Different consumer groups
Amegashie explained that the African consumer varies, and includes the wealthy, the rising middle class as well as the rural customer. “There are different levels and you must treat them differently to be able to capitalise on the opportunities.”
He said that Africa’s wealthy are getting wealthier, but that some of this wealth trickles down to their family members and support staff such as gardeners and drivers. “I don’t think there is anybody in the diaspora here who doesn’t get a text on a Friday evening from some aunt somewhere in a village asking to have money be sent back to them.”
However, Adcock Ingram’s major focus is Africa’s emerging consumers and the middle class, a group Amegashie said is becoming more discerning. “They actually like brands, and they want quality, and they are the same anywhere on the continent.”
He explained that lower down the income scale, affordability becomes vitally important, with customers demanding value for money.
Amegashie added that companies ignore the rural consumer at their peril.
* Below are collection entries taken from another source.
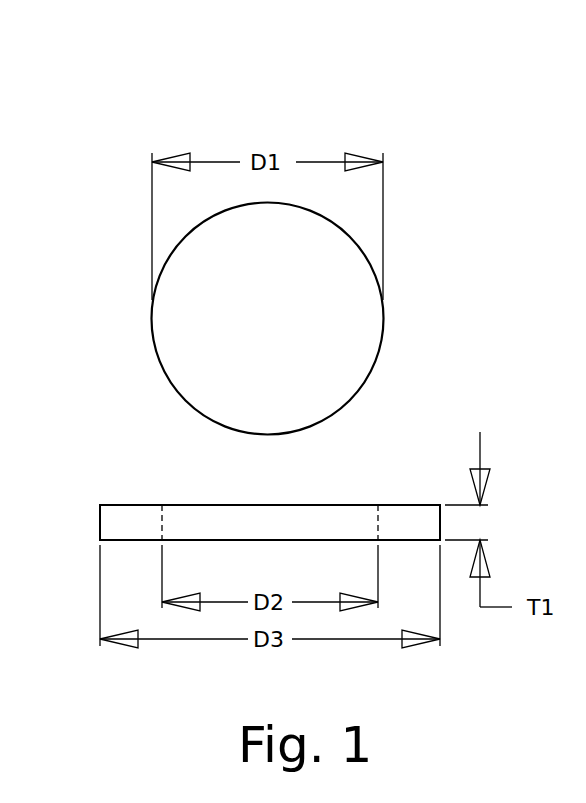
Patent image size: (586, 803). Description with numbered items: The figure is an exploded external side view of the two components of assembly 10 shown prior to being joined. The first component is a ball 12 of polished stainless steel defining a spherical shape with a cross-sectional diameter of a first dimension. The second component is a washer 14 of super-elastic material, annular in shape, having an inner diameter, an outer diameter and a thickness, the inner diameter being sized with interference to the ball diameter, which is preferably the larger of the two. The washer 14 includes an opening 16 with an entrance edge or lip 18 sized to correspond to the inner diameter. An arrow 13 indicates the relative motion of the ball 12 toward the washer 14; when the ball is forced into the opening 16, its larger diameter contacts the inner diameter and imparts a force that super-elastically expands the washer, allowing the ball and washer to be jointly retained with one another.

The assembly 10 is at (120, 252).
The ball 12 is at (363, 322).
The relative motion arrow 13 is at (260, 120).
The washer 14 is at (112, 522).
The opening 16 is at (162, 520).
The entrance edge or lip 18 is at (378, 508).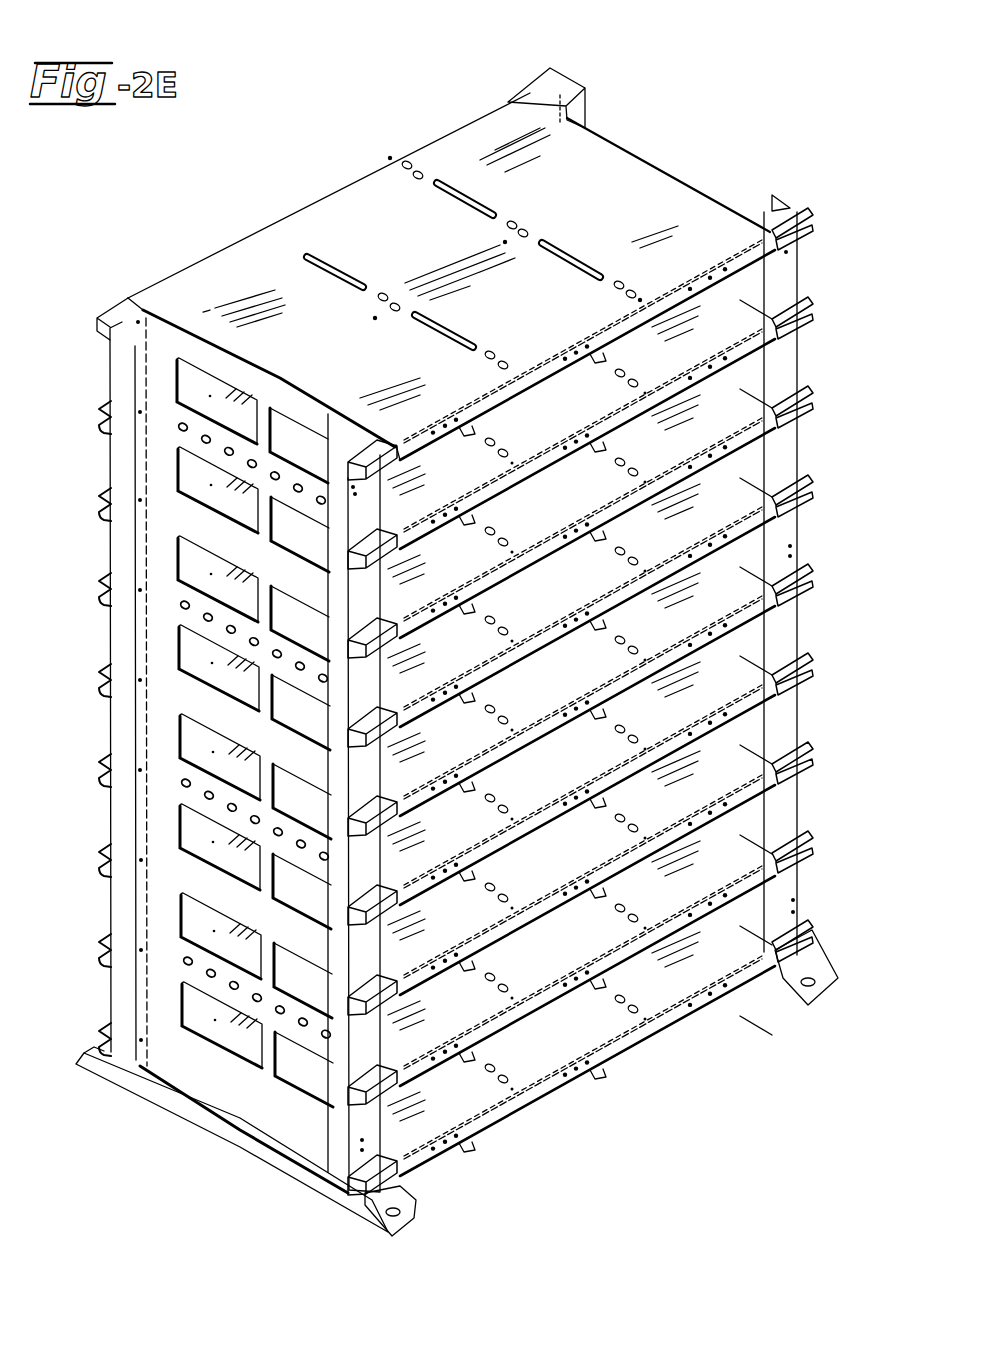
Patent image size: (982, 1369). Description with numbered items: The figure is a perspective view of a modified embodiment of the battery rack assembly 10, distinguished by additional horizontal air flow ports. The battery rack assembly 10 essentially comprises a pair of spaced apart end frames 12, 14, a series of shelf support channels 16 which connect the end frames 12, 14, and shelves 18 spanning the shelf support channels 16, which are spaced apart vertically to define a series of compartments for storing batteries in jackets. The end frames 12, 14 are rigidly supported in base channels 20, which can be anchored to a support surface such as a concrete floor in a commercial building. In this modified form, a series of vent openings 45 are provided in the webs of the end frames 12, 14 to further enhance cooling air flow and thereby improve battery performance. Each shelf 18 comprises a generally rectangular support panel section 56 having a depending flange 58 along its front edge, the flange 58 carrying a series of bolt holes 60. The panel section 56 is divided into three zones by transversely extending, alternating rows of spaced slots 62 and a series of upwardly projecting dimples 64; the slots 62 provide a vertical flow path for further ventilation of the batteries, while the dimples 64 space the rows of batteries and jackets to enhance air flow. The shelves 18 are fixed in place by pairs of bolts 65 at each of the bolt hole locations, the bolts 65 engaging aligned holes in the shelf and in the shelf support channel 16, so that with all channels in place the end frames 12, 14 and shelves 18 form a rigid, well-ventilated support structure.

The battery rack assembly 10 is at (680, 125).
The end frame 12 is at (104, 730).
The end frame 14 is at (796, 632).
The shelf support channel 16 is at (810, 213).
The shelf 18 is at (366, 200).
The base channel 20 is at (230, 1157).
The vent opening 45 is at (183, 434).
The support panel section 56 is at (225, 288).
The depending flange 58 is at (765, 277).
The bolt hole 60 is at (740, 258).
The slot 62 is at (458, 186).
The dimple 64 is at (410, 161).
The bolt 65 is at (392, 157).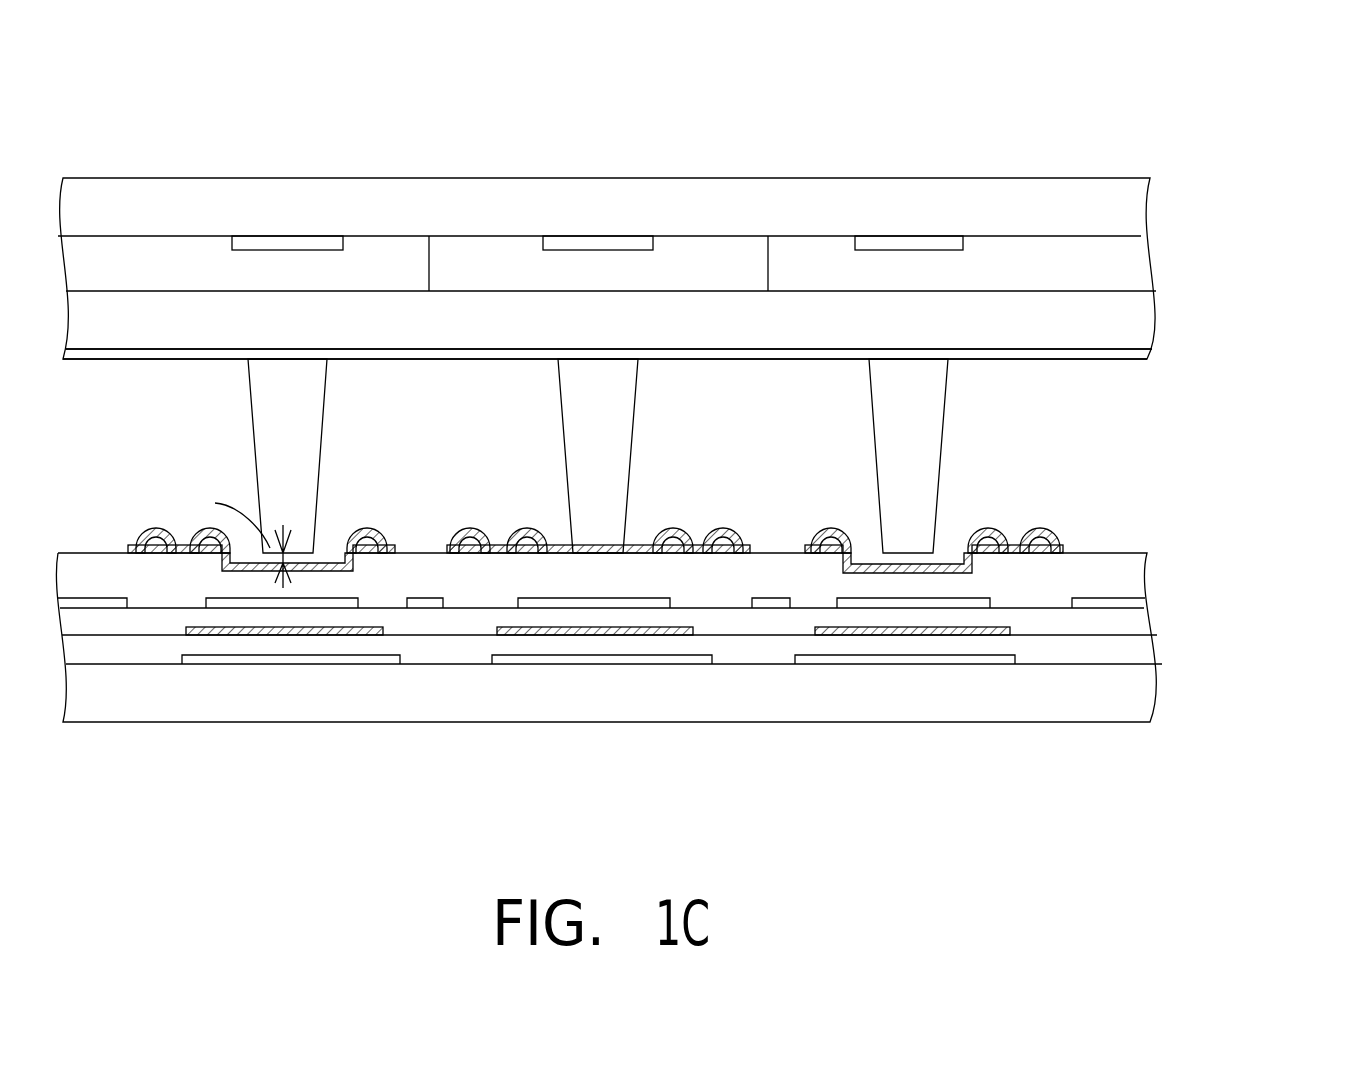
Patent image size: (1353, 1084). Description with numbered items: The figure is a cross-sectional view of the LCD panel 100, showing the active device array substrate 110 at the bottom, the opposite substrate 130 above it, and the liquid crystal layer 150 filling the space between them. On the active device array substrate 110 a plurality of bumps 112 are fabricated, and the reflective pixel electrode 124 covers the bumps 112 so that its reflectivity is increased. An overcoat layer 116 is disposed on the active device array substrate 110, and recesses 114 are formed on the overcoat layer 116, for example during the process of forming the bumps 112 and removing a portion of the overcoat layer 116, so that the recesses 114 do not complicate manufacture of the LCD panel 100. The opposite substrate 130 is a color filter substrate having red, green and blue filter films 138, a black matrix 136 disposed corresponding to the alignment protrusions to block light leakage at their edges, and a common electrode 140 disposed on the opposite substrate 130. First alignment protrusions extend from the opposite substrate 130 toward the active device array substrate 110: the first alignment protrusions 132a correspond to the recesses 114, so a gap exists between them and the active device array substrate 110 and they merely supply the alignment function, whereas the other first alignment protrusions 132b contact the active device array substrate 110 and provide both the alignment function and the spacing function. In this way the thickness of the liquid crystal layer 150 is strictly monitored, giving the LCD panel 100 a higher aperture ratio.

The LCD panel 100 is at (700, 487).
The active device array substrate 110 is at (647, 659).
The bumps 112 is at (363, 547).
The recesses 114 is at (327, 547).
The overcoat layer 116 is at (1120, 580).
The reflective pixel electrode 124 is at (487, 547).
The opposite substrate 130 is at (679, 227).
The first alignment protrusions 132a is at (250, 378).
The first alignment protrusions 132b is at (637, 380).
The black matrix 136 is at (313, 246).
The filter films 138 is at (410, 246).
The common electrode 140 is at (1147, 357).
The liquid crystal layer 150 is at (683, 456).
He said that developing the right pack sizes and effective distribution strategies are crucial for companies looking to target low-income consumers. Innovative fast-moving consumer goods manufacturers have, for example, come up with single use packets and these have underpinned the profitability of these companies.
Martin Oduor-Otieno, former CEO of Kenya Commercial Bank and founder of Invest Africa, said that although rural consumers are often poor, there is money flowing into these areas from the wealthy and the middle class. “So there is money out there in the rural areas, it is just how you tap into it.”
Massmart’s Mthunzi noted that low-income consumers also often aspire to buy more expensive branded goods. “We assume that if people are in rural areas and townships we must give them private label goods or house brands, and the opposite is actually true… Consumers at the very low-end of the food chain, they aspire to be at the top-end, and they want to do exactly what people at the top-end do.”